5. The partial heat-emitting body according to claim 1, wherein the conductive heating element further includes bus bars positioned at both ends thereof and an electrode including a power supply connected with the bus bars.

6. The partial heat-emitting body according to claim 1, wherein the conductive heating element includes a conductive heating pattern including a transparent or opaque conductive material having a specific resistance value of 0.1 microOhm·cm to 20 miliOhm·cm.

7. The partial heat-emitting body according to claim 1, wherein the conductive heating element includes a conductive heating pattern including at least one of a transparent conductive material, Ag, Au, Cu, Al, and carbon nanotube.

8. The partial heat-emitting body according to claim 1, wherein the conductive heating element includes a conductive heating pattern in which a line width is 100 micrometers or less, an interline interval is in the range of 50 micrometers to 30 mm, and a line height is in the range of 1 to 100 micrometers.

9. The partial heat-emitting body according to claim 1, wherein the conductive heating element includes a conductive heating pattern formed through sintering after a pattern is formed by a paste including a conductive heating material, an organic binder, glass frit, and a solvent.

10. The partial heat-emitting body according to claim 1, wherein the conductive heating element has a heating value in the range of 50 to 1000 W per m²and resistance of 1000 ohm/square or less.

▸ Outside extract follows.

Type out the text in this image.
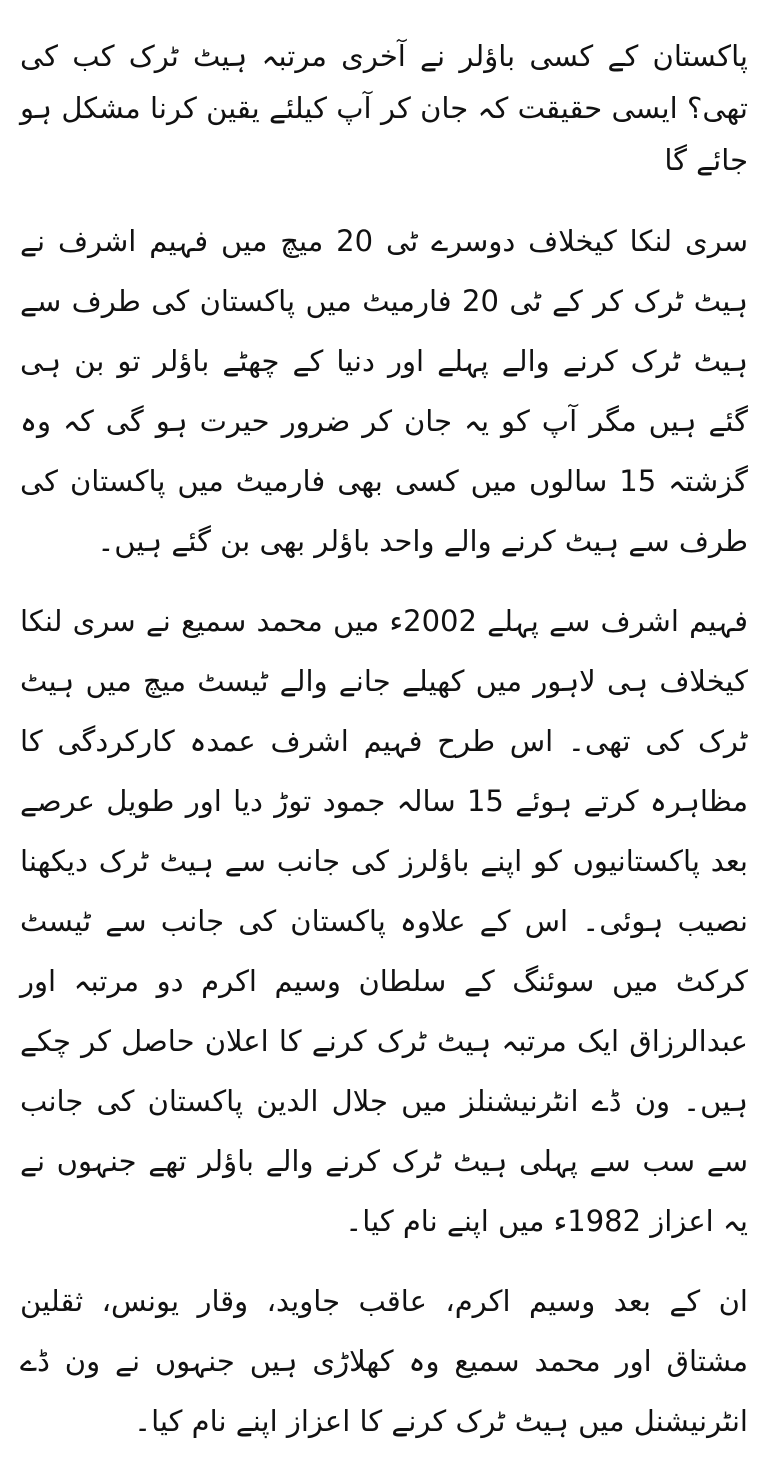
پاکستان کے کسی باؤلر نے آخری مرتبہ ہیٹ ٹرک کب کی تھی؟ ایسی حقیقت کہ جان کر آپ کیلئے یقین کرنا مشکل ہو جائے گا

سری لنکا کیخلاف دوسرے ٹی 20 میچ میں فہیم اشرف نے ہیٹ ٹرک کر کے ٹی 20 فارمیٹ میں پاکستان کی طرف سے ہیٹ ٹرک کرنے والے پہلے اور دنیا کے چھٹے باؤلر تو بن ہی گئے ہیں مگر آپ کو یہ جان کر ضرور حیرت ہو گی کہ وہ گزشتہ 15 سالوں میں کسی بھی فارمیٹ میں پاکستان کی طرف سے ہیٹ کرنے والے واحد باؤلر بھی بن گئے ہیں۔

فہیم اشرف سے پہلے 2002ء میں محمد سمیع نے سری لنکا کیخلاف ہی لاہور میں کھیلے جانے والے ٹیسٹ میچ میں ہیٹ ٹرک کی تھی۔ اس طرح فہیم اشرف عمدہ کارکردگی کا مظاہرہ کرتے ہوئے 15 سالہ جمود توڑ دیا اور طویل عرصے بعد پاکستانیوں کو اپنے باؤلرز کی جانب سے ہیٹ ٹرک دیکھنا نصیب ہوئی۔ اس کے علاوہ پاکستان کی جانب سے ٹیسٹ کرکٹ میں سوئنگ کے سلطان وسیم اکرم دو مرتبہ اور عبدالرزاق ایک مرتبہ ہیٹ ٹرک کرنے کا اعلان حاصل کر چکے ہیں۔ ون ڈے انٹرنیشنلز میں جلال الدین پاکستان کی جانب سے سب سے پہلی ہیٹ ٹرک کرنے والے باؤلر تھے جنہوں نے یہ اعزاز 1982ء میں اپنے نام کیا۔

ان کے بعد وسیم اکرم، عاقب جاوید، وقار یونس، ثقلین مشتاق اور محمد سمیع وہ کھلاڑی ہیں جنہوں نے ون ڈے انٹرنیشنل میں ہیٹ ٹرک کرنے کا اعزاز اپنے نام کیا۔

11. The partial heat-emitting body according to claim 1, wherein a tacky film or an adhesive film is additionally provided on a surface of the transparent substrate on which the conductive heating element is provided.

12. The partial heat-emitting body according to claim 11, wherein a release film is additionally provided on the tacky film or the adhesive film.

13. The partial heat-emitting body according to claim 1, further comprising a transparent substrate provided on a surface thereof with the conductive heating element.

14. The partial heat-emitting body according to claim 13, wherein the tacky film or the adhesive film is provided between the surface with the additional transparent substrate and the surface with the conductive heating element.